Transducers, Transmitters, and Sensors

Posted on May 8, 2020 John Smith Transducers, Transmitters, and Sensors

Pressure transducer, pressure transmitter, and pressure sensor are often used interchangeably. This is not entirely correct. First, let’s look at the differences between pressure transducers and transmitters. In its most basic form, a transducer is a device used to measure pressure, load, force, or other factors, and convert the reading into an electronic signal. A transmitter also converts a reading into an electrical signal, but subsequently amplifies, modifies, and sends the signal to another receiver.

In a pressure transducer, a thin-film or piezo resistive pressure sensor is mounted on a process connection. Piezo resistance refers to a change in the electrical resistivity of a semiconductor or metal when mechanical strain is applied. The transducer converts pressure into an analog output signal, usually in the form of a millivolt (mV) per volt output. Transducer signals are not linearized or temperature compensated. A pressure transmitter, on the other hand, has additional circuitry that linearizes, compensates, and amplifies the signals from a transducer. The varying signal types are usually voltage signals (0-5 or 0-10 volts), milliamp (4-20 milliamp) or digital. The transmitter can then communicate the signals to a remote receiver.

While the two devices have distinct differences, it isn’t necessarily critical that people use one or the other. The most important factor to consider is which device better suits the intended application and provides the necessary characteristics for optimal operation. When deciding which instrument to use, factors such as accuracy, range, working temperature, and medium are all important to consider. In terms of the output signal, there are also important factors to take into account:

  • Typical mV outputs do not have temperature characterization.
  • A current signal has higher resistance to interference and noise than a voltage signal.
  • Current signals can travel farther than voltage signals.
  • Analog signals are just pressure readings.
  • A digital signal allows users to collect more information than just pressure.
  • The input card of many control systems accepts only amplified signals.

Much like the comparison of transmitters and transducers, sensors and transducers are also often mistaken for one another. Again, both ‘sensor’ and ‘transducer’ can refer to the same product, such as in the case of linear sensors and linear transducers. However, in most cases, sensors and transducers have different meanings. The primary difference is related to the output signal. Sensors and transducers are both used to sense a change within an environment, but a sensor will give an output in the same format, while a transducer will convert the measurement into an electrical signal.

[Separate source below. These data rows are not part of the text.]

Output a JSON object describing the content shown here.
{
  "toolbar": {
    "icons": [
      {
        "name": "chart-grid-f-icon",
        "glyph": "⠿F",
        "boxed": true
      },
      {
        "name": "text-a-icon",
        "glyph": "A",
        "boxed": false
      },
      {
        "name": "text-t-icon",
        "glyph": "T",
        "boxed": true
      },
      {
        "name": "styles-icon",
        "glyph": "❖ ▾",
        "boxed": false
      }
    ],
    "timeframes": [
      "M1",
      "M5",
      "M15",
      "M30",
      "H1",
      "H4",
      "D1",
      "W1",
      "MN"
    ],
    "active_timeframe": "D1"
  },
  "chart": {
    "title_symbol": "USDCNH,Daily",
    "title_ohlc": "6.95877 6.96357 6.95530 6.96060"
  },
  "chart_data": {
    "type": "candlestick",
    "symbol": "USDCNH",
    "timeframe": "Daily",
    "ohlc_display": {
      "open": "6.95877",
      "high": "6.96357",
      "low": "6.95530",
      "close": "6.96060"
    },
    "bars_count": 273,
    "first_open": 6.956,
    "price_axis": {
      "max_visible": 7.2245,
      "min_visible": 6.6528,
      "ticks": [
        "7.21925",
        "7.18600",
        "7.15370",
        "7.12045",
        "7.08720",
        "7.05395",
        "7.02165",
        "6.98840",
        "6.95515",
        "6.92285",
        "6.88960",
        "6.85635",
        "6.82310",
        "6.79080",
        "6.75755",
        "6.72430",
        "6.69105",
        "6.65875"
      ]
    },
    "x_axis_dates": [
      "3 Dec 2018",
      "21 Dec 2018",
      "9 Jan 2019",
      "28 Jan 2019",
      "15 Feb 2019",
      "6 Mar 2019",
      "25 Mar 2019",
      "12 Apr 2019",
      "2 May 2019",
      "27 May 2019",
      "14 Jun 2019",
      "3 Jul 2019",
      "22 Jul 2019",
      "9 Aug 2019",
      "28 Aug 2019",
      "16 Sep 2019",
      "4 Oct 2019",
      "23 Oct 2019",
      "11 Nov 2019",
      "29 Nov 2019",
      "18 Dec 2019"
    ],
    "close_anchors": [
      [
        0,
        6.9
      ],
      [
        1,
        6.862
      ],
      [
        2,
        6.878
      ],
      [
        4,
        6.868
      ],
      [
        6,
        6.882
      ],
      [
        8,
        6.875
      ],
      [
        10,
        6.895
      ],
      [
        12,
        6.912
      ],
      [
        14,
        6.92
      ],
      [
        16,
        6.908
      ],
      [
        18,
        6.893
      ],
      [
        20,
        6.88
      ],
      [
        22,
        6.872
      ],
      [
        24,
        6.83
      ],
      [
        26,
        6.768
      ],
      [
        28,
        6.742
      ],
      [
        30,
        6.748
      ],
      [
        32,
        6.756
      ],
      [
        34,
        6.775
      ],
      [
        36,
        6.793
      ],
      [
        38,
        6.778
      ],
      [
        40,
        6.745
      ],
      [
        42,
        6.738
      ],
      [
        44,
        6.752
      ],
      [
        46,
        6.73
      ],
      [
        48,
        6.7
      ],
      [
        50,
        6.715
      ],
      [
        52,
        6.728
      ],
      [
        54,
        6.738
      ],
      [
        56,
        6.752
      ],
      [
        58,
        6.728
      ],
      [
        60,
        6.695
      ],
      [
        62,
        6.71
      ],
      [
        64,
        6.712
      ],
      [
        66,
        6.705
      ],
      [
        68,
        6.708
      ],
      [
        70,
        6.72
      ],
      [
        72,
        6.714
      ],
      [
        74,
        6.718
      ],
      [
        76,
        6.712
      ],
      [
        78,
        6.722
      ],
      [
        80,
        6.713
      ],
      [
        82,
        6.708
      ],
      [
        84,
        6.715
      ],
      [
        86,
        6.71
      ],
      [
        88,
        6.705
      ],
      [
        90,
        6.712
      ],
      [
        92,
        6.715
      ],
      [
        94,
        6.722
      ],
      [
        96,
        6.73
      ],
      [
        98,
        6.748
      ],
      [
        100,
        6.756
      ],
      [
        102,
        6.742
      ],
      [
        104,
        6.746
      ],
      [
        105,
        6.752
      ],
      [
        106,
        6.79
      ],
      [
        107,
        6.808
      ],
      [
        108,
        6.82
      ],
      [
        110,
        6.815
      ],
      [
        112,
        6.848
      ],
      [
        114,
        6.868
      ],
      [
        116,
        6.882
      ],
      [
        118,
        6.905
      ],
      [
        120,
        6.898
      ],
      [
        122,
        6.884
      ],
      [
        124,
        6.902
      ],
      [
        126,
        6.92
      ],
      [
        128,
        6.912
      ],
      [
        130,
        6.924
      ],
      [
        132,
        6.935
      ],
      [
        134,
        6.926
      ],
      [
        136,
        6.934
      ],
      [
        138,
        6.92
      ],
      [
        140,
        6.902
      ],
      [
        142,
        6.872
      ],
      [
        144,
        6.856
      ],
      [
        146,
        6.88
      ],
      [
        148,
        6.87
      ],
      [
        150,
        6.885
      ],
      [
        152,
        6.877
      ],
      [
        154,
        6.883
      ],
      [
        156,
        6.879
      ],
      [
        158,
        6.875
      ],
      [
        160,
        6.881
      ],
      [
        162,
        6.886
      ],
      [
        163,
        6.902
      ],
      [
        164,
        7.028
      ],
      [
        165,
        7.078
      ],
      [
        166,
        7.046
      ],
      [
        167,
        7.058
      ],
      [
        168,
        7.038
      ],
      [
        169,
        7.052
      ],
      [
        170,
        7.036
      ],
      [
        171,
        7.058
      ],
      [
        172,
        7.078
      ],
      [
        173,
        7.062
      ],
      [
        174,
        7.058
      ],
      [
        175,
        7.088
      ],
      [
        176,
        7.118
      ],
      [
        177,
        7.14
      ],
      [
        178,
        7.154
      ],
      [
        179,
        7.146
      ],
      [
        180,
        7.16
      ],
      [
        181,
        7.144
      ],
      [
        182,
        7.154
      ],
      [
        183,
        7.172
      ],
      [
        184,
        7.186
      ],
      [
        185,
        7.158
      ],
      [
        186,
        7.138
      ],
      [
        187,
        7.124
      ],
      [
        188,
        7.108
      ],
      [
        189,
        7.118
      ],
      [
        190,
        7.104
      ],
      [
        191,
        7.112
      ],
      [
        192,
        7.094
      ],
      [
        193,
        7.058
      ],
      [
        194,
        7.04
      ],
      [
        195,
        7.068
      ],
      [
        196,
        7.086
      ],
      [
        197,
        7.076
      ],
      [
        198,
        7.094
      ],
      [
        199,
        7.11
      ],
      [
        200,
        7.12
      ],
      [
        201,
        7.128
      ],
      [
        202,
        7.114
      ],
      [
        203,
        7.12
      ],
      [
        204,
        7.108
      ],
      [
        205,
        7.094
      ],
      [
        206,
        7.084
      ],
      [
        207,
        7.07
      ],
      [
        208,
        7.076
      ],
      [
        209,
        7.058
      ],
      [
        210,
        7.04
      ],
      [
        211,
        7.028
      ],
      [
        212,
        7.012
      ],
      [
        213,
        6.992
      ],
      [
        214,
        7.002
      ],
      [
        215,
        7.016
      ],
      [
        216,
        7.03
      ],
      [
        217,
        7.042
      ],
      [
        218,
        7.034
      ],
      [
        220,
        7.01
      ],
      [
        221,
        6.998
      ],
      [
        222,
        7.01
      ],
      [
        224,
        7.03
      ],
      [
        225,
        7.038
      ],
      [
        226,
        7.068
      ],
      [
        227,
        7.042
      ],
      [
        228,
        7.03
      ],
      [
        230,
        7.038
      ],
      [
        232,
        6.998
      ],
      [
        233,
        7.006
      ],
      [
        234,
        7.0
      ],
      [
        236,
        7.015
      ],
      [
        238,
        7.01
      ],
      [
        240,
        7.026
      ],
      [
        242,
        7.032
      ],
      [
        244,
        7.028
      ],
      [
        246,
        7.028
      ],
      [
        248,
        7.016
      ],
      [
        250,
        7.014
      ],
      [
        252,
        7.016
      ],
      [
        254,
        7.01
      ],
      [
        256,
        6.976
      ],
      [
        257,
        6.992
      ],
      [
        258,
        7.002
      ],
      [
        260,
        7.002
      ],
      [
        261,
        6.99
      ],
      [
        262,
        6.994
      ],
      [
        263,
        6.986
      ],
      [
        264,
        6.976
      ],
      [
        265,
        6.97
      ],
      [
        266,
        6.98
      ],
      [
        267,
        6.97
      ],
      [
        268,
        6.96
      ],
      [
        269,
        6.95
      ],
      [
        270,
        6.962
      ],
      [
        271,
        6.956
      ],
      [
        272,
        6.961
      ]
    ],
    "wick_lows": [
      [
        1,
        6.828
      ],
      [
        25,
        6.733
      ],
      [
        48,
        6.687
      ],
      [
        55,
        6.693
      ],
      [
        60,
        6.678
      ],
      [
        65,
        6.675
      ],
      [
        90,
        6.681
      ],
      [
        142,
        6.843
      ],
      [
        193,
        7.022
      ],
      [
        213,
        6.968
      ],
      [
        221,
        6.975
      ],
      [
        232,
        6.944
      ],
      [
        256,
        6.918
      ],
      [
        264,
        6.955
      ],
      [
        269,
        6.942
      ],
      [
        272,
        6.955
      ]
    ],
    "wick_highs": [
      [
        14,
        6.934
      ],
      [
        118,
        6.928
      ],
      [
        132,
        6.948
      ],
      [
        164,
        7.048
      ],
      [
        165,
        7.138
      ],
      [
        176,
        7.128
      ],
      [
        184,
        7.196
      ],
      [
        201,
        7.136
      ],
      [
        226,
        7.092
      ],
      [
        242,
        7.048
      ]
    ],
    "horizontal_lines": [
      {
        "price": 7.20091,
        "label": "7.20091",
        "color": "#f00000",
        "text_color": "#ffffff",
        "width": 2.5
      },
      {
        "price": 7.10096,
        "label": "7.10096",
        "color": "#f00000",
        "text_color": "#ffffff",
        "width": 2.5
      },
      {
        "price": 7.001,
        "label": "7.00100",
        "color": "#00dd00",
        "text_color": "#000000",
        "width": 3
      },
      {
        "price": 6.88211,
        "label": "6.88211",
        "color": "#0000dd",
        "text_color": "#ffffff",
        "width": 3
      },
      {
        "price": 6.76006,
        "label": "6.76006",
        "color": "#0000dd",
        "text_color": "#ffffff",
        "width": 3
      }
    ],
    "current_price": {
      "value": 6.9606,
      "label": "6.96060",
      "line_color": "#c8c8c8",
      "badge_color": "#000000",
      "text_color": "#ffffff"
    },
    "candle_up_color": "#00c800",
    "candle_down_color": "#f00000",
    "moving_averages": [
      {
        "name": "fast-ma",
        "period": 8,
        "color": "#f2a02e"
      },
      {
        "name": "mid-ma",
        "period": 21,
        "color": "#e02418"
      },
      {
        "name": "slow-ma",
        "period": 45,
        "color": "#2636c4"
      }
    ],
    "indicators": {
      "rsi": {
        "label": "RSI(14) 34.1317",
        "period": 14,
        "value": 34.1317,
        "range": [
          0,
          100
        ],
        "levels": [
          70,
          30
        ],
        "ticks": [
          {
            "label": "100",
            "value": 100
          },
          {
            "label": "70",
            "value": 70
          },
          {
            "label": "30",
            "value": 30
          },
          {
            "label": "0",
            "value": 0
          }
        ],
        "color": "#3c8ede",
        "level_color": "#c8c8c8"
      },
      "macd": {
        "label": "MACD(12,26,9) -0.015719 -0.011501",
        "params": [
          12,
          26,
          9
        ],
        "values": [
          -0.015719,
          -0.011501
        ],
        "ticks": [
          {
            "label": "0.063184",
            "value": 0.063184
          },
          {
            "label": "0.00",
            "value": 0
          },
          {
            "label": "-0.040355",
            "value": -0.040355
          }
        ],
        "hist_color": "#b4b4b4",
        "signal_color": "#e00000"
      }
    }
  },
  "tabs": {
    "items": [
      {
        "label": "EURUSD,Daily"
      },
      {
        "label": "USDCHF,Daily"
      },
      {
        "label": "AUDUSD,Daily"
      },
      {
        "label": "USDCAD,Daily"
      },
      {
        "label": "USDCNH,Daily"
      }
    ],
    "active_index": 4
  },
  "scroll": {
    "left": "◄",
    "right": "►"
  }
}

A sensor is defined as a device used to measure a physical quality such as light, sound, or temperature and give the output in an easy-to-read format. A mercury thermometer is an example of a sensor, in that the mercury simply expands when the temperature rises, providing a reading for the user. There is no electrical interference or change. While a transducer can similarly carry out the task of measuring physical qualities, it will also convert the signal from a physical form to another, meaning the input and output differ from each other. Examples of sensors include pressure switches, thermistors, mercury thermometers, and motion sensors. Examples of transducers include pressure transducers, cable extension transducers, linear transducers, and microphones.